Everything Mr Corless says in the civil proceeding can be used as evidence against him in the criminal proceeding. Everything he says can also be used by the

State to found investigations to locate further evidence to be used against Mr Corless in the criminal proceeding.
Submissions on behalf of Mr Corless

Mr Mansfield for Mr Corless submits that I should not allow the State to cause its civil proceeding to be heard ahead of the prosecution by the State in the criminal proceeding because:

  • (a) it would prejudice Mr Corless's rights under the New Zealand Bill of Rights Act 1990 (“NZBORA”) in the criminal proceeding. The rights that he has in the criminal proceeding would be undermined by his participation in the civil proceeding; and

  • (b) he would be constrained in his ability to participate in the civil proceeding by the knowledge that that participation could hurt him in the criminal proceeding.

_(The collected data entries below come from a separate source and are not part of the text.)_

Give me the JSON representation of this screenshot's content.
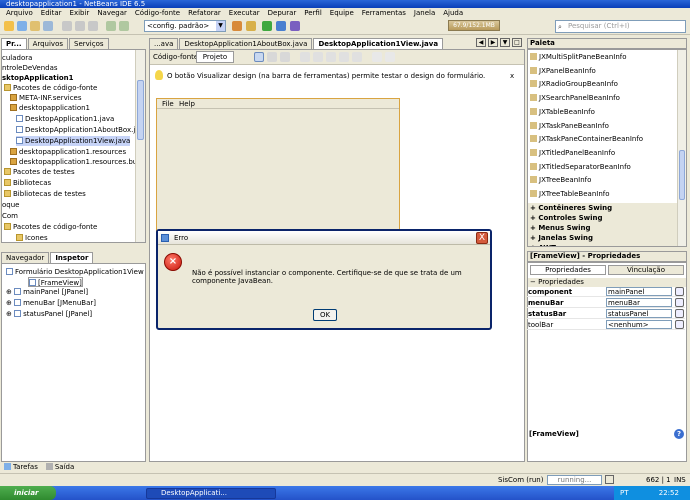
{
  "window": {
    "title": "desktopapplication1 - NetBeans IDE 6.5"
  },
  "menu": [
    "Arquivo",
    "Editar",
    "Exibir",
    "Navegar",
    "Código-fonte",
    "Refatorar",
    "Executar",
    "Depurar",
    "Perfil",
    "Equipe",
    "Ferramentas",
    "Janela",
    "Ajuda"
  ],
  "toolbar": {
    "config": "<config. padrão>",
    "memory": "67.9/152.1MB",
    "search_placeholder": "Pesquisar (Ctrl+I)"
  },
  "projects": {
    "tabs": [
      "Pr...",
      "Arquivos",
      "Serviços"
    ],
    "items": [
      "culadora",
      "ntroleDeVendas",
      "sktopApplication1",
      "Pacotes de código-fonte",
      "META-INF.services",
      "desktopapplication1",
      "DesktopApplication1.java",
      "DesktopApplication1AboutBox.java",
      "DesktopApplication1View.java",
      "desktopapplication1.resources",
      "desktopapplication1.resources.busyicons",
      "Pacotes de testes",
      "Bibliotecas",
      "Bibliotecas de testes",
      "oque",
      "Com",
      "Pacotes de código-fonte",
      "Icones"
    ]
  },
  "navigator": {
    "tabs": [
      "Navegador",
      "Inspetor"
    ],
    "items": [
      "Formulário DesktopApplication1View",
      "[FrameView]",
      "mainPanel [JPanel]",
      "menuBar [JMenuBar]",
      "statusPanel [JPanel]"
    ]
  },
  "editor": {
    "tabs": [
      "...ava",
      "DesktopApplication1AboutBox.java",
      "DesktopApplication1View.java"
    ],
    "subtabs": [
      "Código-fonte",
      "Projeto"
    ],
    "hint": "O botão Visualizar design (na barra de ferramentas) permite testar o design do formulário.",
    "hint_close": "x",
    "form_menu": [
      "File",
      "Help"
    ]
  },
  "palette": {
    "title": "Paleta",
    "items": [
      "JXMultiSplitPaneBeanInfo",
      "JXPanelBeanInfo",
      "JXRadioGroupBeanInfo",
      "JXSearchPanelBeanInfo",
      "JXTableBeanInfo",
      "JXTaskPaneBeanInfo",
      "JXTaskPaneContainerBeanInfo",
      "JXTitledPanelBeanInfo",
      "JXTitledSeparatorBeanInfo",
      "JXTreeBeanInfo",
      "JXTreeTableBeanInfo"
    ],
    "sections": [
      "Contêineres Swing",
      "Controles Swing",
      "Menus Swing",
      "Janelas Swing",
      "AWT"
    ]
  },
  "properties": {
    "title": "[FrameView] - Propriedades",
    "tabs": [
      "Propriedades",
      "Vinculação"
    ],
    "group": "Propriedades",
    "rows": [
      {
        "k": "component",
        "v": "mainPanel"
      },
      {
        "k": "menuBar",
        "v": "menuBar"
      },
      {
        "k": "statusBar",
        "v": "statusPanel"
      },
      {
        "k": "toolBar",
        "v": "<nenhum>"
      }
    ],
    "footer": "[FrameView]"
  },
  "dialog": {
    "title": "Erro",
    "message": "Não é possível instanciar o componente.  Certifique-se de que se trata de um componente JavaBean.",
    "ok": "OK",
    "close": "X"
  },
  "bottom_tabs": [
    "Tarefas",
    "Saída"
  ],
  "status": {
    "project": "SisCom (run)",
    "progress": "running...",
    "pos": "662 | 1",
    "mode": "INS"
  },
  "taskbar": {
    "start": "iniciar",
    "window": "DesktopApplicati...",
    "lang": "PT",
    "clock": "22:52"
  }
}
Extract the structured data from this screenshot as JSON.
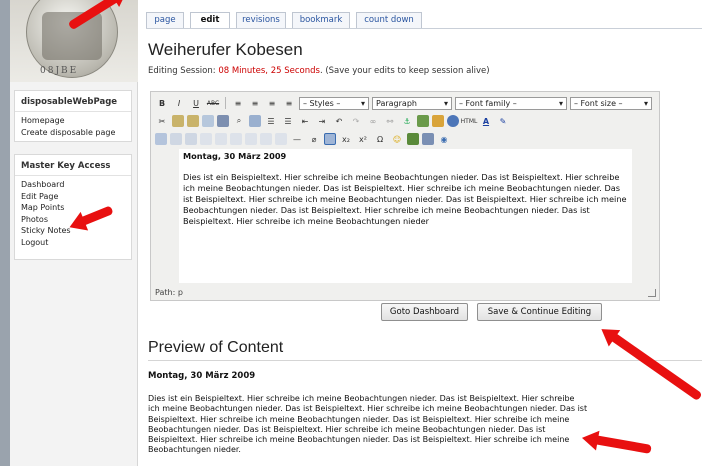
{
  "brand": {
    "rim_text": "08JBE"
  },
  "sidebar": {
    "site_box": {
      "title": "disposableWebPage",
      "links": [
        "Homepage",
        "Create disposable page"
      ]
    },
    "master_box": {
      "title": "Master Key Access",
      "links": [
        "Dashboard",
        "Edit Page",
        "Map Points",
        "Photos",
        "Sticky Notes",
        "Logout"
      ]
    }
  },
  "tabs": [
    "page",
    "edit",
    "revisions",
    "bookmark",
    "count down"
  ],
  "active_tab": "edit",
  "page_title": "Weiherufer Kobesen",
  "session": {
    "prefix": "Editing Session:",
    "time": "08 Minutes, 25 Seconds",
    "suffix": ". (Save your edits to keep session alive)"
  },
  "editor": {
    "toolbar": {
      "styles": "– Styles –",
      "format": "Paragraph",
      "font_family": "– Font family –",
      "font_size": "– Font size –",
      "buttons_row1": [
        "B",
        "I",
        "U",
        "ABC"
      ]
    },
    "content_heading": "Montag, 30 März 2009",
    "content_body": "Dies ist ein Beispieltext. Hier schreibe ich meine Beobachtungen nieder. Das ist Beispieltext. Hier schreibe ich meine Beobachtungen nieder. Das ist Beispieltext. Hier schreibe ich meine Beobachtungen nieder. Das ist Beispieltext. Hier schreibe ich meine Beobachtungen nieder. Das ist Beispieltext. Hier schreibe ich meine Beobachtungen nieder. Das ist Beispieltext. Hier schreibe ich meine Beobachtungen nieder. Das ist Beispieltext. Hier schreibe ich meine Beobachtungen nieder",
    "path": "Path: p"
  },
  "buttons": {
    "goto_dashboard": "Goto Dashboard",
    "save_continue": "Save & Continue Editing"
  },
  "preview": {
    "title": "Preview of Content",
    "heading": "Montag, 30 März 2009",
    "body": "Dies ist ein Beispieltext. Hier schreibe ich meine Beobachtungen nieder. Das ist Beispieltext. Hier schreibe ich meine Beobachtungen nieder. Das ist Beispieltext. Hier schreibe ich meine Beobachtungen nieder. Das ist Beispieltext. Hier schreibe ich meine Beobachtungen nieder. Das ist Beispieltext. Hier schreibe ich meine Beobachtungen nieder. Das ist Beispieltext. Hier schreibe ich meine Beobachtungen nieder. Das ist Beispieltext. Hier schreibe ich meine Beobachtungen nieder. Das ist Beispieltext. Hier schreibe ich meine Beobachtungen nieder."
  },
  "colors": {
    "accent_red": "#e81010",
    "session_red": "#cc0000",
    "link_blue": "#2a55a0"
  }
}
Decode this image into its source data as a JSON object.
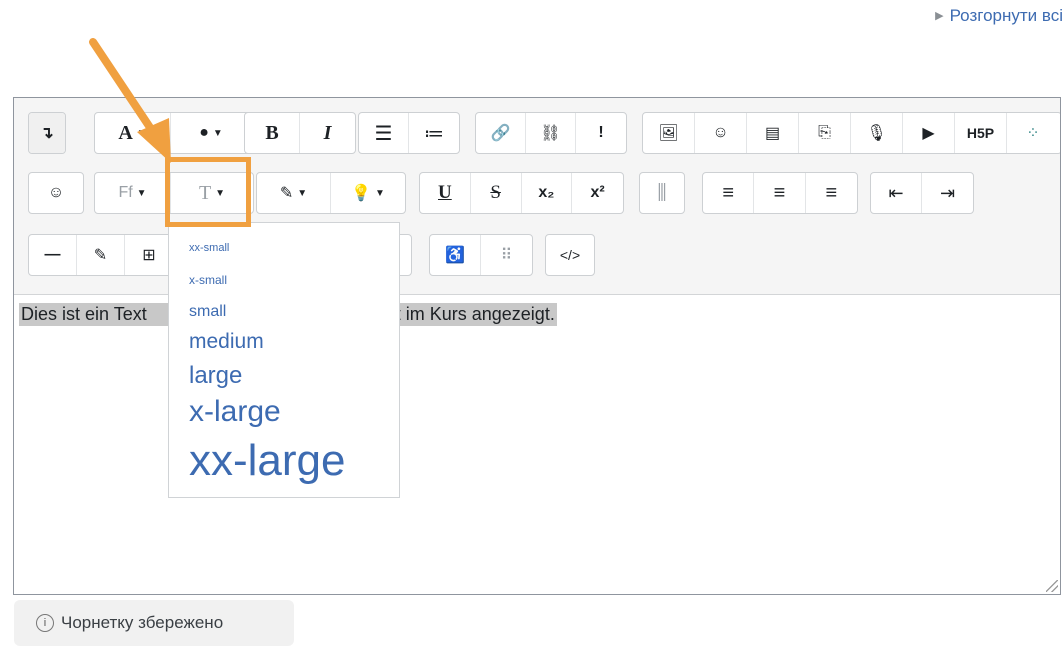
{
  "header": {
    "expand_link": "Розгорнути всі"
  },
  "toolbar": {
    "row1": {
      "group_collapse": [
        "↴"
      ],
      "group_style": [
        "A",
        "⬩"
      ],
      "group_format": [
        "B",
        "I"
      ],
      "group_lists": [
        "☰",
        "≔"
      ],
      "group_links": [
        "🔗",
        "⛓",
        "!"
      ],
      "group_media": [
        "🖼",
        "☺",
        "▤",
        "⎘",
        "🎙",
        "▶",
        "H5P",
        "⁘"
      ]
    },
    "row2": {
      "emoji": "☺",
      "font_family": "Ff",
      "font_size": "T",
      "group_colors": [
        "✎",
        "💡"
      ],
      "group_style2": [
        "U",
        "S",
        "x₂",
        "x²"
      ],
      "table_cols": "⫼",
      "group_align": [
        "≡",
        "≡",
        "≡"
      ],
      "group_indent": [
        "⇤",
        "⇥"
      ]
    },
    "row3": {
      "group_misc": [
        "—",
        "✎",
        "⊞"
      ],
      "group_access": [
        "♿",
        "⠿"
      ],
      "html": "</>"
    }
  },
  "content": {
    "text_left": "Dies ist ein Text",
    "text_right": "d wird direkt im Kurs angezeigt."
  },
  "font_size_menu": {
    "items": [
      "xx-small",
      "x-small",
      "small",
      "medium",
      "large",
      "x-large",
      "xx-large"
    ]
  },
  "status": {
    "draft_saved": "Чорнетку збережено",
    "info_icon": "i"
  },
  "colors": {
    "accent": "#f0a040",
    "link": "#3d6bb1"
  }
}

Expanding upon the first ground, Mr Mansfield submits that the hearing of the substantive civil application prior to the resolution of the criminal matter against Mr Corless would occasion an abuse of criminal procedure and a breach of ss 23(4), 25(c), 25(d) and 27(1) of the NZBORA in that, by defending the civil proceedings prior to the criminal trial, any answers Mr Corless gives under cross-examination:

  • (a) may provide the names of likely defence witnesses or helpful Crown witnesses;

  • (b) are likely to disclose more evidence than Mr Corless would give during the criminal trial and to which the Crown would otherwise have no right to know, allowing the Crown the opportunity to prepare and respond to that evidence; and

  • (c) will be accessible to the Police and admissible in the criminal proceeding.


Mr Mansfield relies heavily on the analysis of Asher J in Commissioner of Police v Burgess7 as to the proper application of s 5 of the NZBORA (justified limitations).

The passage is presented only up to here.